Step-mom to a child who doesn't speak english...
I am having a really hard time being a step-mom to my husband 10 year old son. He just recently came to live with my husband and I (husband is french, I am American and we live in france) and the first few months were ok though I am pretty fed up of only cleaning and cooking I don't really feel like a family. My step son only speaks french and my french isn't that good and even if I speak french he acts like he doesn't understand unless it is something he needs to communicate with me to get something. My husband knows it is hard for me but now thinks that all I do is bad mouth his son and he told me that he doesn't want to hear anything about his son from me anymore. He is my only outlet for communication to the kid and if I have a problem with his behaviour or lack of following rules I would hope that I could go to my husband to relay the message. (I understand it must be horrid to be the middle man) Just in the last two weeks SS has been absolutely horrible to mainly my husband and his BM. He has NO respect for elders and only looks at them as a source of food, toys and entertainment. He is only 10 and acts like a teen already. I just really can't take it anymore I can't even be in the same room as they are because if they aren't screaming at eachother SS is sickly sweet and I can't take how Dr. Jeckyll Mr. Hyde he is and he sees nothing wrong with his previous behaviour.

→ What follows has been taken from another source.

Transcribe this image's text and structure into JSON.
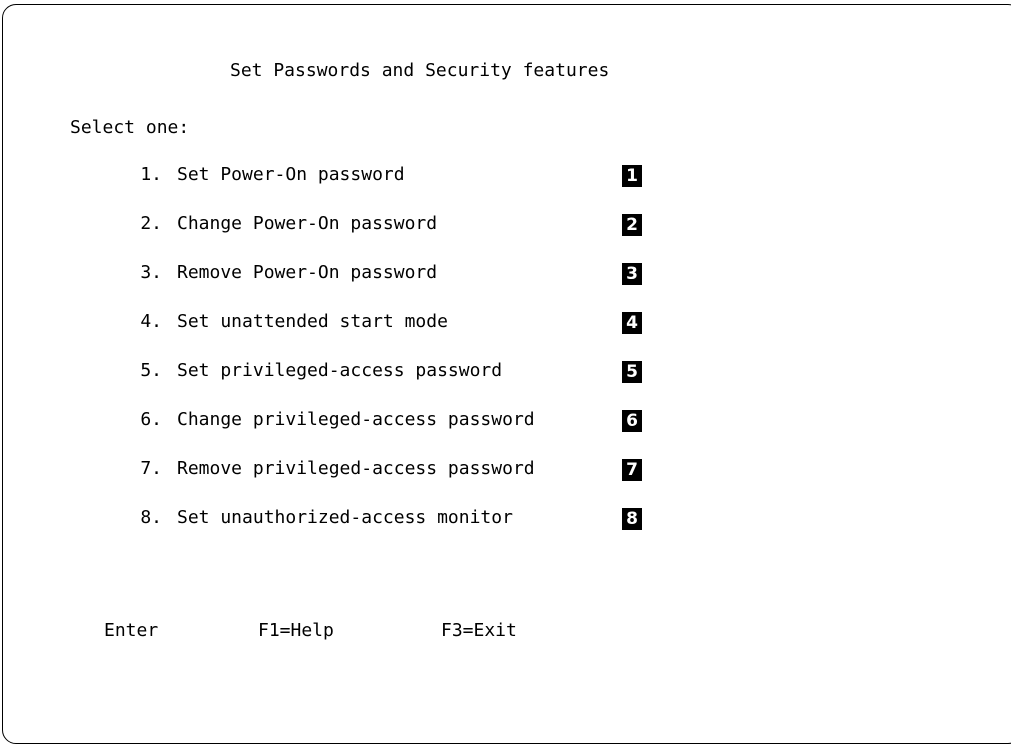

Yesterday he refused to eat because he said that all the dishes in the cupboard were dirty and that he wasn't going to eat off of something so disgusting. When we gave him the alternative to re-wash the dish he said he didn^'t feel he had to because it was our fault they were dirty. None of them were dirty and one of the things I pride myself on is a very clean house. I was thinking perhaps he was trying to take a stab at me for some reason.
His BM is insane. Constantly calling and trying to get him to move back to her because even though she called and told us 4 months ago that she couldn't handle him anymore and that he had to come live in our living room (in the middle of building a bigger house so we live in our one bedroom). She feels now (even though she was pre-warned) that she is available and since we work all day and he is alone alot it would be better for him to go back. This woman and taught him NO life skills. He knows how to take a shower, dress, and pour a bowl of cereal. He doesn't know how to even tie his shoes and he doesn't want to learn how to do anything himself either he doesn't think he has to.
I don't know what I am expecting from this post except mainly some sort of release. I am so frustrated of not being able to communicate and knowing that I have NO say on how this 10 year old lives under our roof. I feel so stuck and it is leading to me resenting him BIG TIME. I know it is mean but I hope he goes back to his mothers. Just so that perhaps I can learn not to resent him and perhaps try to gain some sort of good relationship with him. But as long as he continues to disrespect and do nothing under our roof I can't stand being around him.